En outre, la société Air Promotion Group n'établit pas avoir reçu pour mission de développer la clientèle de la société Corsair.

En réalité, la société Air Promotion Group n'a pour seules clientes que les compagnies aériennes pour le compte desquelles elle effectue des prestations téléphoniques et non les clients desdites compagnies.

En conséquence, le jugement entrepris doit être confirmé en ce qu'il estimait qu'il n'y avait pas lieu de qualifier les relations contractuelles entre la société Corsair et la société Air Promotion Group de mandat d'intérêt commun.

Sur les autres demandes :

Le jugement dont appel doit être confirmé en ce qu'il a alloué à la société Corsair la somme de 5 000 euro au titre des frais irrépétibles de première instance.

L'équité commande d'allouer à la société Corsair une indemnité de 7 000 euro au titre de l'article 700 du Code de procédure civile en appel.

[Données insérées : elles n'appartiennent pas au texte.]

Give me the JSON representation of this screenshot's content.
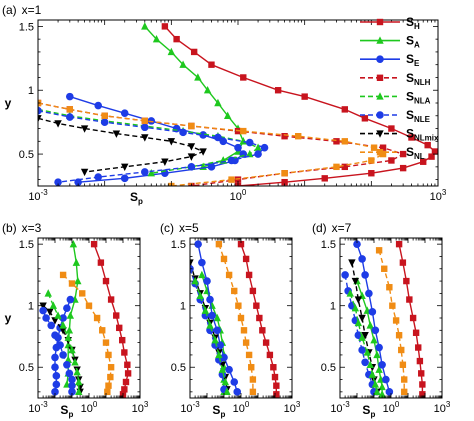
{
  "figure": {
    "legend": [
      {
        "key": "SH",
        "main": "S",
        "sub": "H",
        "color": "#c8141e",
        "dash": false,
        "marker": "square"
      },
      {
        "key": "SA",
        "main": "S",
        "sub": "A",
        "color": "#1ec81e",
        "dash": false,
        "marker": "triangle"
      },
      {
        "key": "SE",
        "main": "S",
        "sub": "E",
        "color": "#1e3ce6",
        "dash": false,
        "marker": "circle"
      },
      {
        "key": "SNLH",
        "main": "S",
        "sub": "NLH",
        "color": "#c8141e",
        "dash": true,
        "marker": "square"
      },
      {
        "key": "SNLA",
        "main": "S",
        "sub": "NLA",
        "color": "#1ec81e",
        "dash": true,
        "marker": "triangle"
      },
      {
        "key": "SNLE",
        "main": "S",
        "sub": "NLE",
        "color": "#1e3ce6",
        "dash": true,
        "marker": "circle"
      },
      {
        "key": "SNLmix",
        "main": "S",
        "sub": "NLmix",
        "color": "#000000",
        "dash": true,
        "marker": "triangle-down"
      },
      {
        "key": "SNL",
        "main": "S",
        "sub": "NL",
        "color": "#f08c14",
        "dash": true,
        "marker": "square"
      }
    ],
    "axes": {
      "xlabel_main": "S",
      "xlabel_sub": "p",
      "ylabel": "y",
      "xticks_top": [
        {
          "base": "10",
          "exp": "-3"
        },
        {
          "base": "10",
          "exp": "0"
        },
        {
          "base": "10",
          "exp": "3"
        }
      ],
      "xticks_bottom": [
        {
          "base": "10",
          "exp": "-3"
        },
        {
          "base": "10",
          "exp": "0"
        },
        {
          "base": "10",
          "exp": "3"
        }
      ],
      "yticks_top": [
        "1.5",
        "1",
        "0.5"
      ],
      "yticks_bottom": [
        "1.5",
        "1",
        "0.5"
      ]
    }
  },
  "chart_data": [
    {
      "type": "line",
      "panel": "(a)",
      "title": "x=1",
      "xscale": "log",
      "xlim": [
        0.001,
        1000
      ],
      "ylim": [
        0.25,
        1.55
      ],
      "series": [
        {
          "name": "SH",
          "x": [
            0.08,
            0.12,
            0.22,
            0.4,
            1.2,
            4,
            10,
            40,
            80,
            200,
            400,
            700,
            900,
            800,
            600,
            300,
            100,
            20,
            5,
            1
          ],
          "y": [
            1.5,
            1.4,
            1.3,
            1.2,
            1.1,
            1.0,
            0.95,
            0.85,
            0.78,
            0.7,
            0.63,
            0.57,
            0.52,
            0.48,
            0.44,
            0.39,
            0.35,
            0.31,
            0.28,
            0.25
          ]
        },
        {
          "name": "SA",
          "x": [
            0.04,
            0.06,
            0.1,
            0.15,
            0.25,
            0.35,
            0.5,
            0.7,
            1.0,
            1.2,
            1.0,
            0.6,
            0.3
          ],
          "y": [
            1.5,
            1.4,
            1.3,
            1.2,
            1.1,
            1.0,
            0.9,
            0.8,
            0.7,
            0.6,
            0.52,
            0.45,
            0.4
          ]
        },
        {
          "name": "SE",
          "x": [
            0.003,
            0.008,
            0.02,
            0.05,
            0.12,
            0.3,
            0.6,
            1.0,
            1.2,
            0.9,
            0.4,
            0.08,
            0.02,
            0.004
          ],
          "y": [
            0.95,
            0.88,
            0.82,
            0.76,
            0.7,
            0.65,
            0.6,
            0.55,
            0.5,
            0.45,
            0.4,
            0.35,
            0.31,
            0.28
          ]
        },
        {
          "name": "SNLH",
          "x": [
            0.001,
            0.003,
            0.01,
            0.04,
            0.2,
            1,
            5,
            30,
            150,
            300,
            200,
            40,
            5,
            1,
            0.2
          ],
          "y": [
            0.9,
            0.85,
            0.8,
            0.76,
            0.72,
            0.68,
            0.64,
            0.6,
            0.55,
            0.5,
            0.45,
            0.4,
            0.35,
            0.3,
            0.25
          ]
        },
        {
          "name": "SNLA",
          "x": [
            0.001,
            0.003,
            0.01,
            0.04,
            0.15,
            0.5,
            1.2,
            2,
            1.5,
            0.6,
            0.2,
            0.05
          ],
          "y": [
            0.85,
            0.8,
            0.76,
            0.72,
            0.68,
            0.64,
            0.6,
            0.55,
            0.5,
            0.45,
            0.4,
            0.35
          ]
        },
        {
          "name": "SNLE",
          "x": [
            0.001,
            0.003,
            0.01,
            0.04,
            0.15,
            0.5,
            1.5,
            2.5,
            2.0,
            0.8,
            0.2,
            0.04,
            0.008,
            0.002
          ],
          "y": [
            0.84,
            0.79,
            0.75,
            0.71,
            0.67,
            0.63,
            0.59,
            0.55,
            0.5,
            0.45,
            0.4,
            0.36,
            0.32,
            0.28
          ]
        },
        {
          "name": "SNLmix",
          "x": [
            0.001,
            0.002,
            0.005,
            0.015,
            0.04,
            0.1,
            0.2,
            0.3,
            0.2,
            0.08,
            0.02,
            0.005
          ],
          "y": [
            0.78,
            0.74,
            0.7,
            0.66,
            0.63,
            0.6,
            0.56,
            0.52,
            0.48,
            0.44,
            0.4,
            0.36
          ]
        },
        {
          "name": "SNL",
          "x": [
            0.001,
            0.003,
            0.01,
            0.04,
            0.2,
            1.2,
            8,
            40,
            110,
            150,
            100,
            30,
            5,
            0.8,
            0.1
          ],
          "y": [
            0.9,
            0.85,
            0.8,
            0.76,
            0.72,
            0.68,
            0.64,
            0.6,
            0.55,
            0.5,
            0.45,
            0.4,
            0.35,
            0.3,
            0.25
          ]
        }
      ]
    },
    {
      "type": "line",
      "panel": "(b)",
      "title": "x=3",
      "xscale": "log",
      "xlim": [
        0.001,
        1000
      ],
      "ylim": [
        0.25,
        1.55
      ],
      "series": [
        {
          "name": "SH",
          "x": [
            2,
            5,
            10,
            20,
            40,
            60,
            90,
            120,
            180,
            200,
            150,
            120,
            100
          ],
          "y": [
            1.5,
            1.35,
            1.2,
            1.05,
            0.92,
            0.82,
            0.72,
            0.62,
            0.52,
            0.45,
            0.38,
            0.32,
            0.28
          ]
        },
        {
          "name": "SA",
          "x": [
            0.12,
            0.18,
            0.22,
            0.15,
            0.08,
            0.07,
            0.06,
            0.06,
            0.06,
            0.05
          ],
          "y": [
            1.5,
            1.35,
            1.2,
            1.05,
            0.92,
            0.8,
            0.68,
            0.56,
            0.45,
            0.36
          ]
        },
        {
          "name": "SE",
          "x": [
            0.08,
            0.05,
            0.03,
            0.02,
            0.015,
            0.012,
            0.01,
            0.01,
            0.012,
            0.012,
            0.01
          ],
          "y": [
            1.05,
            0.98,
            0.9,
            0.82,
            0.74,
            0.66,
            0.58,
            0.5,
            0.43,
            0.36,
            0.3
          ]
        },
        {
          "name": "SNL",
          "x": [
            0.03,
            0.1,
            0.4,
            1,
            3,
            6,
            10,
            14,
            20,
            18,
            14,
            12
          ],
          "y": [
            1.25,
            1.18,
            1.1,
            1.0,
            0.9,
            0.8,
            0.7,
            0.6,
            0.5,
            0.42,
            0.35,
            0.3
          ]
        },
        {
          "name": "SNLmix",
          "x": [
            0.002,
            0.005,
            0.01,
            0.03,
            0.06,
            0.1,
            0.15,
            0.2,
            0.25,
            0.3,
            0.3
          ],
          "y": [
            1.0,
            0.95,
            0.88,
            0.8,
            0.72,
            0.64,
            0.56,
            0.48,
            0.4,
            0.34,
            0.3
          ]
        },
        {
          "name": "SNLE",
          "x": [
            0.002,
            0.003,
            0.006,
            0.01,
            0.02,
            0.03,
            0.05,
            0.07,
            0.1,
            0.1,
            0.1
          ],
          "y": [
            0.96,
            0.9,
            0.84,
            0.76,
            0.68,
            0.6,
            0.52,
            0.45,
            0.4,
            0.35,
            0.3
          ]
        },
        {
          "name": "SNLA",
          "x": [
            0.004,
            0.008,
            0.015,
            0.03,
            0.06,
            0.1,
            0.15,
            0.2,
            0.25,
            0.25
          ],
          "y": [
            1.1,
            1.0,
            0.92,
            0.84,
            0.74,
            0.64,
            0.54,
            0.46,
            0.38,
            0.3
          ]
        }
      ]
    },
    {
      "type": "line",
      "panel": "(c)",
      "title": "x=5",
      "xscale": "log",
      "xlim": [
        0.001,
        1000
      ],
      "ylim": [
        0.25,
        1.55
      ],
      "series": [
        {
          "name": "SH",
          "x": [
            1,
            2,
            3,
            5,
            8,
            12,
            18,
            30,
            50,
            80,
            100,
            120,
            120
          ],
          "y": [
            1.5,
            1.38,
            1.25,
            1.12,
            1.0,
            0.9,
            0.8,
            0.7,
            0.6,
            0.5,
            0.42,
            0.35,
            0.28
          ]
        },
        {
          "name": "SNL",
          "x": [
            0.05,
            0.1,
            0.2,
            0.4,
            0.7,
            1,
            1.5,
            2,
            3,
            4,
            5,
            5
          ],
          "y": [
            1.5,
            1.38,
            1.25,
            1.12,
            1.0,
            0.9,
            0.8,
            0.7,
            0.6,
            0.5,
            0.4,
            0.3
          ]
        },
        {
          "name": "SA",
          "x": [
            0.005,
            0.01,
            0.02,
            0.04,
            0.06,
            0.08,
            0.1,
            0.1,
            0.1,
            0.1
          ],
          "y": [
            1.25,
            1.12,
            1.0,
            0.9,
            0.8,
            0.7,
            0.6,
            0.5,
            0.4,
            0.3
          ]
        },
        {
          "name": "SE",
          "x": [
            0.003,
            0.005,
            0.01,
            0.015,
            0.02,
            0.04,
            0.06,
            0.1,
            0.2,
            0.4,
            0.6
          ],
          "y": [
            1.5,
            1.35,
            1.2,
            1.05,
            0.92,
            0.8,
            0.68,
            0.58,
            0.48,
            0.38,
            0.3
          ]
        },
        {
          "name": "SNLmix",
          "x": [
            0.001,
            0.002,
            0.004,
            0.008,
            0.015,
            0.03,
            0.05,
            0.08,
            0.12,
            0.15
          ],
          "y": [
            1.35,
            1.22,
            1.1,
            0.98,
            0.86,
            0.74,
            0.62,
            0.52,
            0.42,
            0.32
          ]
        },
        {
          "name": "SNLE",
          "x": [
            0.001,
            0.002,
            0.004,
            0.008,
            0.015,
            0.03,
            0.05,
            0.08,
            0.1
          ],
          "y": [
            1.3,
            1.18,
            1.05,
            0.92,
            0.8,
            0.68,
            0.56,
            0.44,
            0.32
          ]
        },
        {
          "name": "SNLA",
          "x": [
            0.002,
            0.004,
            0.008,
            0.015,
            0.03,
            0.05,
            0.08,
            0.12,
            0.15
          ],
          "y": [
            1.2,
            1.08,
            0.96,
            0.84,
            0.72,
            0.6,
            0.48,
            0.38,
            0.3
          ]
        }
      ]
    },
    {
      "type": "line",
      "panel": "(d)",
      "title": "x=7",
      "xscale": "log",
      "xlim": [
        0.001,
        1000
      ],
      "ylim": [
        0.25,
        1.55
      ],
      "series": [
        {
          "name": "SH",
          "x": [
            3,
            5,
            8,
            12,
            20,
            30,
            40,
            50,
            60,
            70,
            70
          ],
          "y": [
            1.5,
            1.35,
            1.2,
            1.05,
            0.9,
            0.78,
            0.66,
            0.55,
            0.45,
            0.36,
            0.28
          ]
        },
        {
          "name": "SNL",
          "x": [
            0.2,
            0.4,
            0.8,
            1.2,
            2,
            3,
            4,
            5,
            6,
            6
          ],
          "y": [
            1.45,
            1.3,
            1.15,
            1.0,
            0.88,
            0.76,
            0.64,
            0.52,
            0.4,
            0.3
          ]
        },
        {
          "name": "SA",
          "x": [
            0.01,
            0.02,
            0.04,
            0.06,
            0.1,
            0.15,
            0.2,
            0.25,
            0.3,
            0.3
          ],
          "y": [
            1.2,
            1.08,
            0.96,
            0.84,
            0.72,
            0.6,
            0.48,
            0.4,
            0.34,
            0.28
          ]
        },
        {
          "name": "SE",
          "x": [
            0.01,
            0.02,
            0.03,
            0.05,
            0.08,
            0.12,
            0.2,
            0.3,
            0.5,
            0.8
          ],
          "y": [
            1.5,
            1.38,
            1.25,
            1.1,
            0.95,
            0.8,
            0.66,
            0.52,
            0.4,
            0.3
          ]
        },
        {
          "name": "SNLmix",
          "x": [
            0.005,
            0.008,
            0.012,
            0.02,
            0.03,
            0.05,
            0.08,
            0.1,
            0.15
          ],
          "y": [
            1.35,
            1.2,
            1.05,
            0.9,
            0.76,
            0.62,
            0.5,
            0.4,
            0.3
          ]
        },
        {
          "name": "SNLE",
          "x": [
            0.002,
            0.003,
            0.005,
            0.008,
            0.012,
            0.02,
            0.03,
            0.05,
            0.08,
            0.1
          ],
          "y": [
            1.25,
            1.12,
            1.0,
            0.88,
            0.76,
            0.64,
            0.54,
            0.44,
            0.36,
            0.3
          ]
        },
        {
          "name": "SNLA",
          "x": [
            0.004,
            0.008,
            0.012,
            0.02,
            0.04,
            0.06,
            0.08,
            0.12,
            0.15
          ],
          "y": [
            1.1,
            0.98,
            0.86,
            0.74,
            0.62,
            0.52,
            0.44,
            0.36,
            0.3
          ]
        }
      ]
    }
  ]
}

Par ces motifs : LA COUR, statuant publiquement, contradictoirement et en dernier ressort, Confirme le jugement déféré en toutes ses dispositions, Déboute les parties de leurs plus amples demandes, Condamne la société Air Promotion Group à payer à la société Corsair la somme de 7 000 euro au titre de l'article 700 du Code de procédure civile, Condamne la société Air Promotion Group aux dépens d'appel, qui seront recouvrés conformément aux dispositions de l'article 699 du Code de procédure civile.